Hmmm. Note to self. Eyes change color according to mood. Anger provokes green flecks to surface. I know understand why the Kenyan and I spent an agonizing hour arguing about the color of my eyes. My apologies to him for not knowing that his annoyance had caused my eye color to change.

I blinked a few times at the cashier before slowly nodding a thanks and rushing to the nearest mirror. Confusion Blue eyes stared back at me.

Thursday, July 2, 2009

The Seventh Month

It's nearly one in the morning on the second day of July. I've been done with my assistant teacher job for exactly six days. I've been going out of my mind for five days.

A perk of time demanding responsibilities is that I can blame the long nights and early mornings on other people. They expect me to stay until midnight. They expect me to show up at 6 a.m. What no one expects me to do is disassmeble my room at one in the morning.

Disassemble is wrong for I never put this room together. In the two years I've lived here there remain five boxes unpacked.
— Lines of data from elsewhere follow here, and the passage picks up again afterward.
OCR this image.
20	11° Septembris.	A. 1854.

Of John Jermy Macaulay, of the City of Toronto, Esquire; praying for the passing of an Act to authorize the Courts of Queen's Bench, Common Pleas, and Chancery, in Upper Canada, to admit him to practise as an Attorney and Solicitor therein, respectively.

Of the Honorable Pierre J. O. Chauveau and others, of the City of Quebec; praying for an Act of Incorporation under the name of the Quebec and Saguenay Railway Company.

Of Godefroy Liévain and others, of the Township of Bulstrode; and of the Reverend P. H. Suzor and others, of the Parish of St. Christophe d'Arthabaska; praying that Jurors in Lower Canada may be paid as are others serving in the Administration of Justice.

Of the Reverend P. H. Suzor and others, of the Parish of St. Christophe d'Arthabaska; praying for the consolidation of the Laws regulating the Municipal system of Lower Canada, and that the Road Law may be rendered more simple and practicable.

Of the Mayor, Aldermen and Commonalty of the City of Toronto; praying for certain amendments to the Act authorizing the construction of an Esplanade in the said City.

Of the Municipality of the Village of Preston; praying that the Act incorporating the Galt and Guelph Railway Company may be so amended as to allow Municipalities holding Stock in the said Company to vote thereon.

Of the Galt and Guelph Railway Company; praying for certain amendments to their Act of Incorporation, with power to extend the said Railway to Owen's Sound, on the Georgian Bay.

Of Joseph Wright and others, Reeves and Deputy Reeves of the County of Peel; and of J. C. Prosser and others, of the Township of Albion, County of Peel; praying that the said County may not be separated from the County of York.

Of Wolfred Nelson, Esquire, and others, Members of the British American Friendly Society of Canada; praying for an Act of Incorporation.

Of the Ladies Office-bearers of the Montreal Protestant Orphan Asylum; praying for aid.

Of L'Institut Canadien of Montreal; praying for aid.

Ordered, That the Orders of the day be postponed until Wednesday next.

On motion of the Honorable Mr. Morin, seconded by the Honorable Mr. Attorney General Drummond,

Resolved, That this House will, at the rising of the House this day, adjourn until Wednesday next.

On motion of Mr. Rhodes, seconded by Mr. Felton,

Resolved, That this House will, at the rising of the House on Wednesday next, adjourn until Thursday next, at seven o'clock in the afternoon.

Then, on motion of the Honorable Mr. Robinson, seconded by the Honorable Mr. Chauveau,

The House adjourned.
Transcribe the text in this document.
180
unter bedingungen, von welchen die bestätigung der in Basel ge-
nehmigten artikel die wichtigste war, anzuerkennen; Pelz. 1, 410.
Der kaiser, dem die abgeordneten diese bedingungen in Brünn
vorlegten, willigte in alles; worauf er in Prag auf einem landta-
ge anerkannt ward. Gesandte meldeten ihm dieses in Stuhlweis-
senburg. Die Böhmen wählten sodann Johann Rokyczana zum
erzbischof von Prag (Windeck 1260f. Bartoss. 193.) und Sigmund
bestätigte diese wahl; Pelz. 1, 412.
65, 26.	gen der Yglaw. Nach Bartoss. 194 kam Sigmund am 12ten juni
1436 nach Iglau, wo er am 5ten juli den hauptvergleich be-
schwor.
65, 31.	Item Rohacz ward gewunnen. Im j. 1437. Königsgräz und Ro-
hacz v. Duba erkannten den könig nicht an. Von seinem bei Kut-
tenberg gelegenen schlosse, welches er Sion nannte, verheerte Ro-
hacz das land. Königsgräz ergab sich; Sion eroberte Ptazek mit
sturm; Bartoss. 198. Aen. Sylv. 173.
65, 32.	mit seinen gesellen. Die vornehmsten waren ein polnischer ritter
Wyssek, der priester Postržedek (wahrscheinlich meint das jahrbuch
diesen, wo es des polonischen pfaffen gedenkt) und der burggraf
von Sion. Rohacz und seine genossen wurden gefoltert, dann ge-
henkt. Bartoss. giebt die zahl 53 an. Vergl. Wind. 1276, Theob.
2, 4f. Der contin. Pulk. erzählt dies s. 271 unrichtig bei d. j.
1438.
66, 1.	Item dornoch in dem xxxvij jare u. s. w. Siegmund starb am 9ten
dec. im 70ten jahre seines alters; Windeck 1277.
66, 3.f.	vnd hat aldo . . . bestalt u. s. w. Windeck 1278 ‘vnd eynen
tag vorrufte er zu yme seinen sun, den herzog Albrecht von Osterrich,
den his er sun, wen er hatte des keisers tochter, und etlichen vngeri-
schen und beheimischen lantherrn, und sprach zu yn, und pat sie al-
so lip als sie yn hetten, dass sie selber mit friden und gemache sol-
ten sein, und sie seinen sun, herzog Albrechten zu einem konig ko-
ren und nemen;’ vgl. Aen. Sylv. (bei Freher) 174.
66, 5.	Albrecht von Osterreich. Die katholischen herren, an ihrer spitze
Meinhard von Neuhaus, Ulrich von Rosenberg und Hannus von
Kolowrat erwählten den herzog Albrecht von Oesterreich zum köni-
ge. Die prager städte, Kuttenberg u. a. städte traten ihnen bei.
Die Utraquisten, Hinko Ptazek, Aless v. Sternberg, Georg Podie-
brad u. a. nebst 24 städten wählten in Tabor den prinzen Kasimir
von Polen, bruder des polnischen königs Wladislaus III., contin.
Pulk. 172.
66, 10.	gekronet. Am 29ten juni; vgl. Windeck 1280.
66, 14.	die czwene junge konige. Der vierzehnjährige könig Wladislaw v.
I litter the floor, chair and bed with clothing. And anything I couldn't throw with the clothes I placed on the floor along the wall. Scared yet?

Tonight for some reason I was. I tore apart what I had moved things from one pile to another, mixing them in some attempt at categorizing and eventually dumping what I could into a large box. And things that I couldn't stand to look at I stuffed in a plastic bag destined for the dumpster.

It wasn't enough and I realized this task needs some time and attention, not a tornado in the form of a mentally unstable 26-year-old girl. I only hope that I won't wake up in a few hours confused, stumbling to the bathroom. Yes, all great ideas impulsively take place in the middle of the night. Why do you ask?